C.H. Robinson sees margins decrease in Q2


C.H. Robinson produced revenues of $3.71bn in the three months ended June 30, 2017. This represented a 12.4% year-on-year increase. However, operating income fell 22.2% to $182m.

The increase in total revenues was driven by volume growth in its transportation segments. Personnel expenses increased 5.2% in the quarter due to a rise in headcount of 8.1%. Other selling, general, and administrative expenses increased 19.4 percent. This increase was driven by increases in claims, costs related to the addition of the APC business, the provision for bad debt, and warehouse costs.

In its North American Surface Transportation segment (including truckload, LTL and intermodal), revenues grew 10.3%, with operating income down 23.2%.

In Global Forwarding, total revenues grew 48.2%, with operating income up 23.6%. Volume increases were strong, and the purchase of APC helped push up margins.

John Wiehoff, Chairman and Chief Executive Officer of C.H. Robinson, said, “We were able to continue to achieve market share gains during the second quarter; however, our income and EPS results were disappointing and finished below our expectations.

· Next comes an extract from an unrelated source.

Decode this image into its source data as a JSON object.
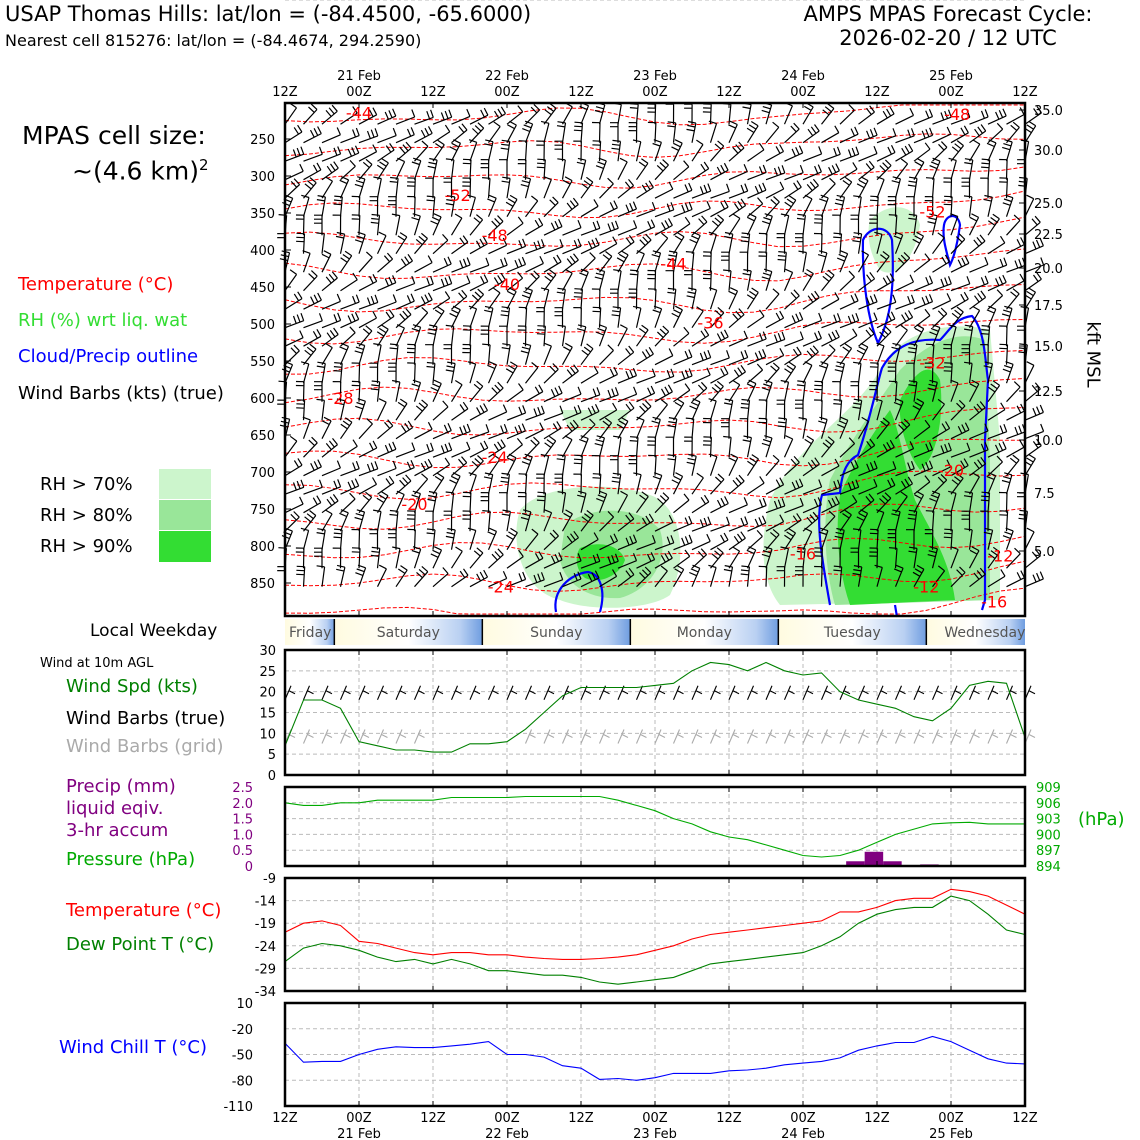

Our results were significantly impacted by truckload margin compression. Purchased transportation costs increased significantly during the quarter, while much of our customer pricing is committed at relatively flat prices. We have a strong history of honouring our customer contracts while adjusting to the market conditions, and I’m confident we will adapt and execute those changes in the months to come. We continue to execute against our long-term strategic initiatives to grow and diversify. The Global Forwarding business delivered solid results in the second quarter with both double digit net revenue and operating income growth.”